Rising Value and Speculation

In the case of traditional loans, applying for additional credit to pay off a previous debt would be quickly noticed by any issuer because of the standardization of a national credit history.

Bitcoin and other cryptocurrencies are not bound by the same restrictions though, as interested parties can easily purchase digital monies with a credit card at a cryptocurrency exchange like Coinbase.

Going purely by the digital currency’s performance over 2017, it is somewhat easy to see why a new investor could be lured into a sense of false security. It is easy, after all, to hold the belief that the value of bitcoin will continue rising indefinitely.

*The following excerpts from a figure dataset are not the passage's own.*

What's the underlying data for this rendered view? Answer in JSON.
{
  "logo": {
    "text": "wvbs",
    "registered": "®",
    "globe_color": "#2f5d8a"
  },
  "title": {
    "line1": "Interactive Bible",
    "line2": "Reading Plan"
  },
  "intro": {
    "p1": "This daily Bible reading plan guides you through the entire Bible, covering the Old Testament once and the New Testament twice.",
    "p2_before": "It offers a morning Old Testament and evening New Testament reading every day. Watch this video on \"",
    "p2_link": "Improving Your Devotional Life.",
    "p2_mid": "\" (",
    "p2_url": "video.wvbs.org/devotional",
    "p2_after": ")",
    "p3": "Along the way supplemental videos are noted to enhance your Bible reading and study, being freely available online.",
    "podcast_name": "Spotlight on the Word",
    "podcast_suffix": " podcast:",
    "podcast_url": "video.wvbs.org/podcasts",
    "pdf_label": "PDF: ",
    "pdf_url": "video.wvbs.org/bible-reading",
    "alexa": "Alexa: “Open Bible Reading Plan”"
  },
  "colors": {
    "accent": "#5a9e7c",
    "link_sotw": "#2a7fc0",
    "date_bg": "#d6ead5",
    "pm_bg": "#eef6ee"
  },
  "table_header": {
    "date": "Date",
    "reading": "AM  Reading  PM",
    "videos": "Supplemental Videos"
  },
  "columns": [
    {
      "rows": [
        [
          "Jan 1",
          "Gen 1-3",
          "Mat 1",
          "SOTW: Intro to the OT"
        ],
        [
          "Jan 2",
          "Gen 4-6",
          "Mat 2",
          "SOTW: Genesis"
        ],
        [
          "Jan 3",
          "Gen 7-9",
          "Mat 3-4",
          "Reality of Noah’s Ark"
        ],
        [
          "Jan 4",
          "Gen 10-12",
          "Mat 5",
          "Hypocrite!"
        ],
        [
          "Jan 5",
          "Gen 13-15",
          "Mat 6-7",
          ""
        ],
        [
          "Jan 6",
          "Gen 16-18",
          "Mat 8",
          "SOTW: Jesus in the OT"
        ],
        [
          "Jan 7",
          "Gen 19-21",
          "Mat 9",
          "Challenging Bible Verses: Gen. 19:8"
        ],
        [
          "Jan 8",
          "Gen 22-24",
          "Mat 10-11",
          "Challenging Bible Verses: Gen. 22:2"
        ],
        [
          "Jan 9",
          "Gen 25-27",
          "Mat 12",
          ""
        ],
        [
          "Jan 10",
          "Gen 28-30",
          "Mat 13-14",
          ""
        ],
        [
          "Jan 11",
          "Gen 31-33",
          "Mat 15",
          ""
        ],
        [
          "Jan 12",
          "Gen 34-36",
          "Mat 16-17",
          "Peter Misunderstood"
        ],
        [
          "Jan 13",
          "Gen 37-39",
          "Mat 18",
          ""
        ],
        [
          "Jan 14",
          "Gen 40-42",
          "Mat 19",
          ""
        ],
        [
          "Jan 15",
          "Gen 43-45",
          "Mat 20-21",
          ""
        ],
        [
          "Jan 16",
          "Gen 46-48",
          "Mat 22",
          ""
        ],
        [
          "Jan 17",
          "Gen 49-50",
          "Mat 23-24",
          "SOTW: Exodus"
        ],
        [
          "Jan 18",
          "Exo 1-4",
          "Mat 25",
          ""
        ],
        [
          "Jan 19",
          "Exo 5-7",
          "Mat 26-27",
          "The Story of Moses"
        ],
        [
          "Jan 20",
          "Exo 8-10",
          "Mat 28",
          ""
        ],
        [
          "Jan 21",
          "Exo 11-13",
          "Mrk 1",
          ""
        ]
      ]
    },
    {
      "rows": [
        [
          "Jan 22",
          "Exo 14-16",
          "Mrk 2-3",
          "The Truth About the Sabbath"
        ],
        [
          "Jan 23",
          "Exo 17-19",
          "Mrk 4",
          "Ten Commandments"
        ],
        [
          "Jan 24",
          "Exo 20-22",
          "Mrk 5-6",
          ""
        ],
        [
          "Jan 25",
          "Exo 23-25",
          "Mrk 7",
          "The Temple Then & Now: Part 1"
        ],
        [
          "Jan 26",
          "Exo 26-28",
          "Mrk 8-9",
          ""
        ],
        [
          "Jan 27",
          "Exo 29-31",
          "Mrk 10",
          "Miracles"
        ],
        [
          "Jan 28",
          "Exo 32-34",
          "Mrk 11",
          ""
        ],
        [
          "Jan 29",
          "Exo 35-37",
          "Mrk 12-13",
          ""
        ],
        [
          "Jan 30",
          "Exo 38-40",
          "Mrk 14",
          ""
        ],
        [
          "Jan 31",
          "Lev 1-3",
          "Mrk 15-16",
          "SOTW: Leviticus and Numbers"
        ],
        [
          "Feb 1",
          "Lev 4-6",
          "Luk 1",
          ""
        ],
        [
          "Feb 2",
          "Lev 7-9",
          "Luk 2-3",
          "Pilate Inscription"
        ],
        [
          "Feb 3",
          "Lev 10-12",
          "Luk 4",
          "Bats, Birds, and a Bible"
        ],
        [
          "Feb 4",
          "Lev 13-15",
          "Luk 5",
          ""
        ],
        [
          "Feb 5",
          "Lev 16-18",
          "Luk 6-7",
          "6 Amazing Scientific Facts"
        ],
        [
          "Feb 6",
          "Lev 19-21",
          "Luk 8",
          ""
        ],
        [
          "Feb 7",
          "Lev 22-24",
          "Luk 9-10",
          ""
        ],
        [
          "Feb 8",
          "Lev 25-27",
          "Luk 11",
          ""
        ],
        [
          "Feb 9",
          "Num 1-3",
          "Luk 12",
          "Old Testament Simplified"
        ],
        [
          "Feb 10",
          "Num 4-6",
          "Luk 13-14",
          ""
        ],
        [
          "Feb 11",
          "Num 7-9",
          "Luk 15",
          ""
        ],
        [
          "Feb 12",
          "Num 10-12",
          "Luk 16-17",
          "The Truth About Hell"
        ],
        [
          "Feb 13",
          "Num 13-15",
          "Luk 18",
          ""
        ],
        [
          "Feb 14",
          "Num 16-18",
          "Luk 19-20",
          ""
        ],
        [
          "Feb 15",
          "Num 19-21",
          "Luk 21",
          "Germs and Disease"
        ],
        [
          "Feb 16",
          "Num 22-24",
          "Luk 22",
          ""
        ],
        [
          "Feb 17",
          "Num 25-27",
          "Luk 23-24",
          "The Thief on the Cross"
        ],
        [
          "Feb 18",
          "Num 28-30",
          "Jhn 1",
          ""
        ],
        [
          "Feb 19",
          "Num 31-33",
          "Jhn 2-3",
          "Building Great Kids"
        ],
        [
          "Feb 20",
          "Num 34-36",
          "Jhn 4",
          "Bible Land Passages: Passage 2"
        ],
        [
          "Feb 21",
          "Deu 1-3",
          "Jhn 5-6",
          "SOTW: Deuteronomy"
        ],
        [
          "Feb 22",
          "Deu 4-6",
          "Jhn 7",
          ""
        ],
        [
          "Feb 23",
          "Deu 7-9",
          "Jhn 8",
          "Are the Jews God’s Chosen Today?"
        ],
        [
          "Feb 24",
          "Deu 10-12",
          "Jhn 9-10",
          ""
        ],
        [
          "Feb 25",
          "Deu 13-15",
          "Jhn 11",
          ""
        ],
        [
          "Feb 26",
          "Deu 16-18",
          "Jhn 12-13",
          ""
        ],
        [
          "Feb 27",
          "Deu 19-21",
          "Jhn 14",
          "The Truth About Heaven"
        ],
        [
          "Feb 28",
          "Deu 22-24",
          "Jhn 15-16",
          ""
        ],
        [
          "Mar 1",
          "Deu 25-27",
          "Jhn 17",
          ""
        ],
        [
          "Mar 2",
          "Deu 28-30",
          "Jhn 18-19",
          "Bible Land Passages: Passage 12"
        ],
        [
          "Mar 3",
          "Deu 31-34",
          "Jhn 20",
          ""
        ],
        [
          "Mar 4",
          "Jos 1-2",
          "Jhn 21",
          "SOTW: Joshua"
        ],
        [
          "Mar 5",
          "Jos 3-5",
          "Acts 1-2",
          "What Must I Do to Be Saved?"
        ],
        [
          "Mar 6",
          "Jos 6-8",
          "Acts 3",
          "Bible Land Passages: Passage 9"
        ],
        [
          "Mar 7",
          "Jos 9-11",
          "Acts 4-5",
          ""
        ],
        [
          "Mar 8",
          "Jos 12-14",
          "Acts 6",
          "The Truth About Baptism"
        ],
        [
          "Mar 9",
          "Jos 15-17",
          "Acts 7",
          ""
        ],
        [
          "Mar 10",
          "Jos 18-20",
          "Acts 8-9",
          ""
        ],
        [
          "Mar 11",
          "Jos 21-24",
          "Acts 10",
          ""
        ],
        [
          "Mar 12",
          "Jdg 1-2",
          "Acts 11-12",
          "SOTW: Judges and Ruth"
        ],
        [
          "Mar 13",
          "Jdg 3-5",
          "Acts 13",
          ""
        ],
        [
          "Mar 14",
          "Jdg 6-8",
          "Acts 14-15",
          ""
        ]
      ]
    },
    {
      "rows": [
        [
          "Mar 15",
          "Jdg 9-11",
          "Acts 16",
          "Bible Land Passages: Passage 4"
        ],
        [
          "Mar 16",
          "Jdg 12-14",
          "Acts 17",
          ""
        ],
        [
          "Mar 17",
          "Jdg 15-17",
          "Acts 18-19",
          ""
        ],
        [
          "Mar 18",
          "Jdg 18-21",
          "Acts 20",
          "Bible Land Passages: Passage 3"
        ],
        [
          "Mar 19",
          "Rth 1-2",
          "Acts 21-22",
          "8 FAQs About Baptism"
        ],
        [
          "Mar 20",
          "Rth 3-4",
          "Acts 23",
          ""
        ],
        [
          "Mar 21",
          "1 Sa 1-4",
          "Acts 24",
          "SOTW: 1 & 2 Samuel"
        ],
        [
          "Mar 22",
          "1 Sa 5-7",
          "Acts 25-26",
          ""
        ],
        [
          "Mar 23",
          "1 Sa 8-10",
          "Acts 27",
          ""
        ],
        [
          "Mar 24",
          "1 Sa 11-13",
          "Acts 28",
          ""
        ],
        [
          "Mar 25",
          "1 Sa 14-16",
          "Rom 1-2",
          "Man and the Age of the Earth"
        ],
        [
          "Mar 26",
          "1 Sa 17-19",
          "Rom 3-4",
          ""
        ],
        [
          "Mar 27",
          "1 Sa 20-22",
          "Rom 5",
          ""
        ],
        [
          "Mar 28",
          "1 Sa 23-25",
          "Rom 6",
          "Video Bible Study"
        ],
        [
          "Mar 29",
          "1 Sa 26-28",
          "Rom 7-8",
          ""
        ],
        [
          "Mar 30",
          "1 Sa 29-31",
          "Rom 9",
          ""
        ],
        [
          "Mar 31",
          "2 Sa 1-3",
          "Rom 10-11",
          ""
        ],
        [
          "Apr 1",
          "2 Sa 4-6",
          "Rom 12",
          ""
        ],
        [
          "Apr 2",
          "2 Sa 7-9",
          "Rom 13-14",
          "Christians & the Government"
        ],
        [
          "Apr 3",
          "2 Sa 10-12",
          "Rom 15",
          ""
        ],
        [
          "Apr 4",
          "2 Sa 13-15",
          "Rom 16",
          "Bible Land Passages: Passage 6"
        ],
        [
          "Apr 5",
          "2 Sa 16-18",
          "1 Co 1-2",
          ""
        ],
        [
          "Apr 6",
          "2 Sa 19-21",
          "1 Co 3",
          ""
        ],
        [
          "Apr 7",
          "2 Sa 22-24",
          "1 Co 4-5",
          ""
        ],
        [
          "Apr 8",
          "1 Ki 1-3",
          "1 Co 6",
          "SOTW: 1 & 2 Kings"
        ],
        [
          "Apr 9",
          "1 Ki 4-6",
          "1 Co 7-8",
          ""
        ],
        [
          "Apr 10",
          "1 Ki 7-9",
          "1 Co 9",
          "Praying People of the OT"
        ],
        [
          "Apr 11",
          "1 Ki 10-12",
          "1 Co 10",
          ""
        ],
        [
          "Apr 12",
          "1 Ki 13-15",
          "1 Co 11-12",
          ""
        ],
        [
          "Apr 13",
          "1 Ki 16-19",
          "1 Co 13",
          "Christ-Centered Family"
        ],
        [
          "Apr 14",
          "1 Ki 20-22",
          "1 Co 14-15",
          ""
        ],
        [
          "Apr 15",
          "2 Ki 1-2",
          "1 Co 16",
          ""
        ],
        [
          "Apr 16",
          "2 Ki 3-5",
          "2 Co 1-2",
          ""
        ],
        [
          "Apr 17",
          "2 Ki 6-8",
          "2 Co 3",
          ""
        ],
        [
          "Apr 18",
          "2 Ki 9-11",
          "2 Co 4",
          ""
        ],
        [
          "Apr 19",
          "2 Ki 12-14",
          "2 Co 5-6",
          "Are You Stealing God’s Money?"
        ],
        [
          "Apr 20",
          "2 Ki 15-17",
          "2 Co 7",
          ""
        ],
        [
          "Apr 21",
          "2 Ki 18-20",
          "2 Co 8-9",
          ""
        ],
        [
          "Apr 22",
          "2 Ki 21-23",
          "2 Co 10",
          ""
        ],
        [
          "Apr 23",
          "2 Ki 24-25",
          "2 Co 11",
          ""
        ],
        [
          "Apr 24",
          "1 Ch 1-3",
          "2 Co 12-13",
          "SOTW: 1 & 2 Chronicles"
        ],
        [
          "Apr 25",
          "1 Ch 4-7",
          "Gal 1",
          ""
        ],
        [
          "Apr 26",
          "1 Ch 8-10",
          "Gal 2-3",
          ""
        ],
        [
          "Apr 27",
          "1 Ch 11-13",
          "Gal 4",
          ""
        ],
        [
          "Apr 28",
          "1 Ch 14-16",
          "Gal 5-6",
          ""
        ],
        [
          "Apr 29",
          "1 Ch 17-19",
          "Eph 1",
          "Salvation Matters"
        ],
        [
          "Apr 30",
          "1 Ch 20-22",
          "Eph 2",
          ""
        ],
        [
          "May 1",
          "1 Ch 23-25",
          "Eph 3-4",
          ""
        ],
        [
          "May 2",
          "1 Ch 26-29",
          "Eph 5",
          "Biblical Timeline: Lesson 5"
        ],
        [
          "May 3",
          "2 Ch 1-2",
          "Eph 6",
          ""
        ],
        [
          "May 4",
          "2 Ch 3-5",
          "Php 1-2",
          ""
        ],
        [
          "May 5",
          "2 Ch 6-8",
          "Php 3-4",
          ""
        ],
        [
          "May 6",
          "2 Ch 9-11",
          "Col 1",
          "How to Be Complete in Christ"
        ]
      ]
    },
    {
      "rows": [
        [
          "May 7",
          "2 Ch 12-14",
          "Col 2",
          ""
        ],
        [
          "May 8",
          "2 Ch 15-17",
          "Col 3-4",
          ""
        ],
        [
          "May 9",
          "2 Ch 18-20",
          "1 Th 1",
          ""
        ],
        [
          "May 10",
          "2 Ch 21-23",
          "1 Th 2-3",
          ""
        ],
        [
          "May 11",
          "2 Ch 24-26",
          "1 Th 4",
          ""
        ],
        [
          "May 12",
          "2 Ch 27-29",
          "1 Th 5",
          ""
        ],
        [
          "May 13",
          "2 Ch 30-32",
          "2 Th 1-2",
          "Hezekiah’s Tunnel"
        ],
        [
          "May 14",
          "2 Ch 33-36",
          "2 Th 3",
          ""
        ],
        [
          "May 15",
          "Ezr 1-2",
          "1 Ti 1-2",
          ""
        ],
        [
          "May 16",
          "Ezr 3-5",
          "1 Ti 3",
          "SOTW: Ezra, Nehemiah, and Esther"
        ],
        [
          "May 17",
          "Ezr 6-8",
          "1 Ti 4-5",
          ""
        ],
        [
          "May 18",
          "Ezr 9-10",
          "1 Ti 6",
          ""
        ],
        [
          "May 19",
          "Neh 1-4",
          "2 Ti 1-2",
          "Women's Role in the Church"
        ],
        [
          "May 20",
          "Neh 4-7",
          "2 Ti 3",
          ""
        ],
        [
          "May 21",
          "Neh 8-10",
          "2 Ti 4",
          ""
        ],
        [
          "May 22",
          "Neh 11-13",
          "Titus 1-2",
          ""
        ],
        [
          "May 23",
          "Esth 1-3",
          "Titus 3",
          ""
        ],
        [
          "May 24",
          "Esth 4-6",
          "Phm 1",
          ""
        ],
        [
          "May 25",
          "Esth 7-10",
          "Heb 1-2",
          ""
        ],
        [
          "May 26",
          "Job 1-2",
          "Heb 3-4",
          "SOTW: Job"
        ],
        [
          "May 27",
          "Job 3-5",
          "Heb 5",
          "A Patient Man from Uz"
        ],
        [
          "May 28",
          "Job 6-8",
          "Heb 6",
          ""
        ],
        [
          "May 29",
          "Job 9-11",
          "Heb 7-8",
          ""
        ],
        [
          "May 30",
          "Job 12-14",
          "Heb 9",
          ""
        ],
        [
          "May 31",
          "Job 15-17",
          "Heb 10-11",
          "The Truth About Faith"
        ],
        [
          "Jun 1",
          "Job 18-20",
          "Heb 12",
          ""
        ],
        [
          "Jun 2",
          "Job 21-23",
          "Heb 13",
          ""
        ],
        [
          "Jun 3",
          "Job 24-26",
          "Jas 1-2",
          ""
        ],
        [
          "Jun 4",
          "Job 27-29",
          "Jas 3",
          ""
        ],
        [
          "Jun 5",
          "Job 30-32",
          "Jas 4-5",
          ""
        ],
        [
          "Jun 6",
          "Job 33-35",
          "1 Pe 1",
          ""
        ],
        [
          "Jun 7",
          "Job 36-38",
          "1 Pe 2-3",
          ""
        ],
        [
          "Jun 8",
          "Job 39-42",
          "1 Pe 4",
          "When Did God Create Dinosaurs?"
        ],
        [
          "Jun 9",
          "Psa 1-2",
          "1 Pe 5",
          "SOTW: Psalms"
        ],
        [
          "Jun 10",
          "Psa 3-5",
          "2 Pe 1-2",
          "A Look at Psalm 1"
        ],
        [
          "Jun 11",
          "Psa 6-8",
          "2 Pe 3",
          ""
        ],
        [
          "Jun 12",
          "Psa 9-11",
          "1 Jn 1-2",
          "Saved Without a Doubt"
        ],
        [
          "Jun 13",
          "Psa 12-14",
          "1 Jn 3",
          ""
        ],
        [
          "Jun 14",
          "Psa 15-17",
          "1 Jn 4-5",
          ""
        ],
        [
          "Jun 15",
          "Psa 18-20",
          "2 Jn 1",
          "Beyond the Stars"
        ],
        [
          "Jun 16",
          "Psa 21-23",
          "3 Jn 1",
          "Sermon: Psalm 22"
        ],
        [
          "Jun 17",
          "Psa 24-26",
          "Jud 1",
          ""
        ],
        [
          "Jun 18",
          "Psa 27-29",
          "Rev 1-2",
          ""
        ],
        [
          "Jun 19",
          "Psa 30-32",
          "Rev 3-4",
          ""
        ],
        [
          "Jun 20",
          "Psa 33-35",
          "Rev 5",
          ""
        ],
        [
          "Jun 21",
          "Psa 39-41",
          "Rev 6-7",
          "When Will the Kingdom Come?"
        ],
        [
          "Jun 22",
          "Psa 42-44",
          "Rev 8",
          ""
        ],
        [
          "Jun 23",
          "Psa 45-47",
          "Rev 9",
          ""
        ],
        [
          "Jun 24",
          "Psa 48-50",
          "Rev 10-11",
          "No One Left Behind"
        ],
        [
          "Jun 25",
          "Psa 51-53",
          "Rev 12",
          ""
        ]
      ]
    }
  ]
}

More realistically, however, it is entirely possible that the cryptocurrency ecosystem could soon experience a bear market. A similar event occurred between 2013 and 2015 following the collapse of Mt. Gox, the world’s largest bitcoin exchange at the time.

If something similar happens, a lot of new investors will rush to sell their holdings, potentially at a significant loss, finally leaving them with a debt that they cannot possibly repay in the expected time frame.

Ardent supporters of digital currencies, in general, will understandably deny that the cryptocurrency market is currently a bubble. But if the majority of investors suddenly have debts to pay, it is unlikely they will hold their assets in bitcoin, ether or litecoin.

Such a sudden, unidirectional shift of wealth from cryptocurrencies to traditional fiat would also cause irrevocable damage to the identity of digital assets and could go on to prove, with almost absolute certainty, that the entire market was indeed a bubble all along.